Beyaz Tavşanı Takip Edin!
  • 1
    0
    0
    0
  • Save Ralph 

    Öncelikle hiç bilmeyenler için biraz bahsedelim. Son dönemin en popüler paylaşımlarından olan bu kısa film; Spencer Susser tarafından kaleme alınıp yönetilen ve stop motion (çizgi film ve animasyonda oldukça kullanılan) (ayrıca bakmak için tıklayabilirsiniz.) çekim tekniğiyle ortaya çıkarılan 4 dakikalık, oldukça çarpıcı ve ardında görünenden çok daha derin bir felsefe yatan animasyon kısa filmdir. Seslendirme kadrosunda Zac Efron ve Ricky Gervais gibi tanıdığımız isimler bulunuyor. Daha fazla bilgi için ayrıca bakabilirsiniz.

    Henüz izlemeyenler ve izlemek isteyenler için:

    Video için ayrıca bakmak isteyenlere

    Kısa filmde, bir deney tavşanıyla yapılan röportaja tanık oluyoruz. Ralph, işin en çirkin yönlerini oldukça sevimli bir şekilde aktarıyor. Burada dikkat kesilmemiz gereken asıl durum, farkındalık yaratmak için değinilen konunun nasıl işlendiği. Kısa filmin içerdiği derin felsefi gerçek; sektördeki çirkin gerçeklerin yalnızca kozmetik ve farmakolojik olan kısmı üzerinden, anlaşılır bir şekilde ele alınmış. Bu nedenle, bu videonun aşırı popülerleşmesi aslında çok normal. Herkes tarafından paylaşılması da insanlarda oluşturulmak istenen, farkındalığın temelini yaratmada başarılı olduğunu gösteriyor.
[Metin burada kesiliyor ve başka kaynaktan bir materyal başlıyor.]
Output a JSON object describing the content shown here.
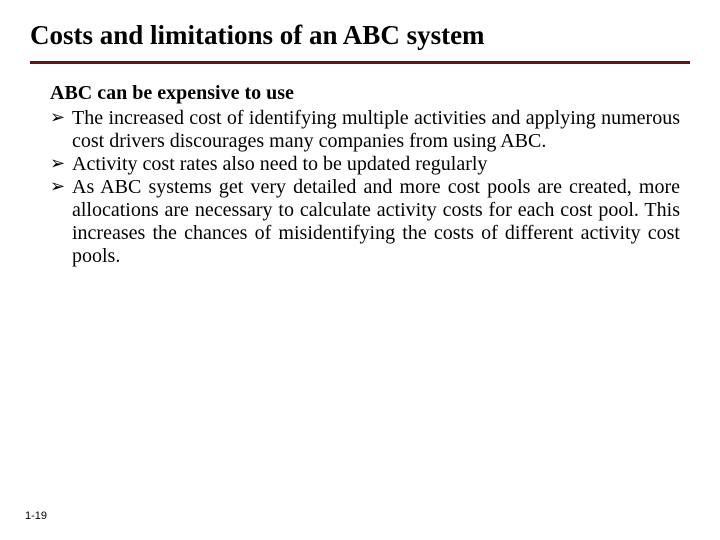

Buraya kadar her şey çok güzel. 

    Peki, kaç kişi videoyu izledikten ve paylaştıktan sonra, kullandığı ürünlerin, hayvanların üzerinde test edilip edilmediğini merak edip bu konuyu araştırdı? Kaç kişi deney yapan/yapmayan firmaların listesini çıkardı? Kaç kişi popüler duyar paylaşımının ardından; yalnızca bu sektörde değil, başka hangi sektörlerde daha hayvan sömürüsünün yapıldığını sorgulayıp bu konunun üzerine gitti? Kaç kişi, Ralph ve arkadaşlarının durumuna biraz üzülüp, üzülür gibi yapıp aslında önemsemeyip, herkes paylaşıyor diye paylaşıp; hayvanların her türlü sömürüldüğü bir düzende yaşadığı hayatlarına geri dönerek sütlü kahvelerinden yudumladı? Kaç kişi bu videodan 5 dk sonra, evcil hayvanını sevip, sokak hayvanlarını besleyip, veteriner hekimler eşliğinde ve bazı dini yöntemlere göre katledilen (biraz ağır değil mi, maalesef öyle) başka bir hayvana ya da o hayvanların sömürülmesi sonucu elde edilen herhangi bir hayvansal gıdaya, akşam yemeği tabağında yer verdi?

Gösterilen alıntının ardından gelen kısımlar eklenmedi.